Let’s ACTUALLY talk about mental health.

I’m delighted to see that mental health conditions are making their way into mainstream conversation. It is so good to see people start to feel comfortable talking about their depression and anxiety. I know that we have a ways to go–as a society, we are still not able to talk rationally and calmly about people like Matthew de Grood and Vince Li, who have both been described as model patients compliant with treatment. For those in whom these names raise goosebumps and the little hairs on their arms, trust that patients with psychosis who are treatment compliant are at very low risk of committing acts of violence again. Trust that there are undiagnosed, untreated sociopaths walking the streets who are much more likely to volitionally murder someone. Trust that there are people in very powerful positions of leadership (who display several sociopathic traits themselves) intentionally stigmatizing mental illness who are doing much more harm to individuals living with mental health diagnoses. Personally, I won’t feel we’ve succeeded as a society until we can talk about all forms of mental illness, those on a spectrum of both psychosis and depression, those who are mostly depressed but sometimes manic, those with the severest of personality disorders causing them to present to emergency in crisis because their disorder interferes so heavily with their lives.

Let’s really talk about mental illness. You are not OCD if you simply like to keep your bath products in a certain order. But you probably have OCD if you have to spend 3 hours flipping the bathroom light on and off before you can leave your house, making you late for work everyday. You may have depression if your boyfriend broke up with you and you’ve really been struggling to get to the gym lately. But you definitely don’t have the same depression as someone who hasn’t showered in 6 days, hasn’t held a job in years, and is cachectic from weight loss. You are definitely not bipolar because you have some occasional mood swings, but you might be bipolar if in your manic state you cheated on your husband of 15 years and now your marriage is falling apart before your eyes. Know that your experience of mental illness in yourself or your loved ones is valuable, but not the same as those with mental illness you’re not seeing–probably because those people are too sick to be out in public, or too ashamed to talk about it.

This brings me to something that has recently irked me in my newfound appreciation for mental health in the mainstream. There have been posts shared about one of the largest meta-analyses (a collection of primary studies) published in the Lancet (one of the most prestigious scientific journals out there). While it is one thing to share your own experience with mental health, there is something about mental health that entitles people to share anecdotal evidence as proof that peer-reviewed journal articles are wrong, that the scientific process should be questioned, that medications are evil, and of course that drug companies are behind it all. Not that these things should never be questioned–but I wonder what it is about mental health that enables laypeople to form and act on their opinions in a way that they wouldn’t in the areas of cardiology or subspecialty surgery. Psychiatrists in Canada have completed at least 5 years of specialty training, and usually 13 years of post secondary education overall. So just some food for thought.

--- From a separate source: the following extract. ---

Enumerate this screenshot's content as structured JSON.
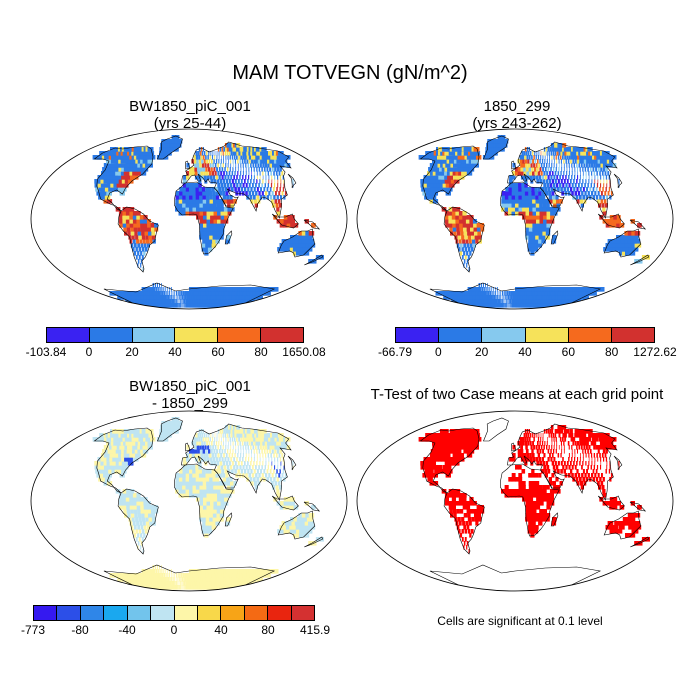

What disturbs me about the reaction to the Lancet article is how defensively people react when it comes to suggesting that medications treat depression. Some of these people react viscerally also when suggesting that depression is a neurochemical illness. Perhaps these people, as those I’ve outlined above, have a hard time fitting their anecdotal experiences into this narrative. But by statistical definitions (which means for at least half of cases), these medicines help treat depression. Depression can be biological, and it can be due to psychosocial factors, and it is most often a combination. But to deny the biological basis for depression is as ridiculous as denying that, say, experiencing childhood trauma doesn’t predispose you to mental illness in the future.

To hopefully destigmatize this a little further, know that the brain is an organ just like any other in the body, and know that dysfunction in an organ as complicated as this can give rise to mental illness due to very tangible reasons. We can see with our own eyes on functioning imaging such as fMRI or PET scans, areas of the brain that light up brighter or are dimmer in those with depression. We can take out entire structures of the brain to cause depression (we wouldn’t, though). We can use deep-brain stimulation to excite specific structures to treat depression. We can use electroconvulsive therapy (yes, shock treatment) to produce a controlled seizure in a controlled setting that completely changes the course of depression, bipolar, schizophrenia, and the most severe mentally illnesses. This should all convince you that the organ we’re dealing with in psychiatry is still the brain as it exists in our bodies.

Human beings are fascinatingly complex creatures, whose past experiences, whose biochemistry, whose current level of exercise, and whose temperament and disposition about life all factor into how they experience mental illness (this list is certainly not exhaustive). And yes, I’m suggesting that even one’s attitude–aka if they’re a glass half-empty or half-full person–can dictate how depressed they’ll be. But I’m also asserting that based on peer-reviewed scientific evidence, based on clinical experiences of seeing this every damn day, mental illness is just as complex, just as multi-faceted, and science is finally just starting to get a good grasp on how to treat it–and let’s toast to that.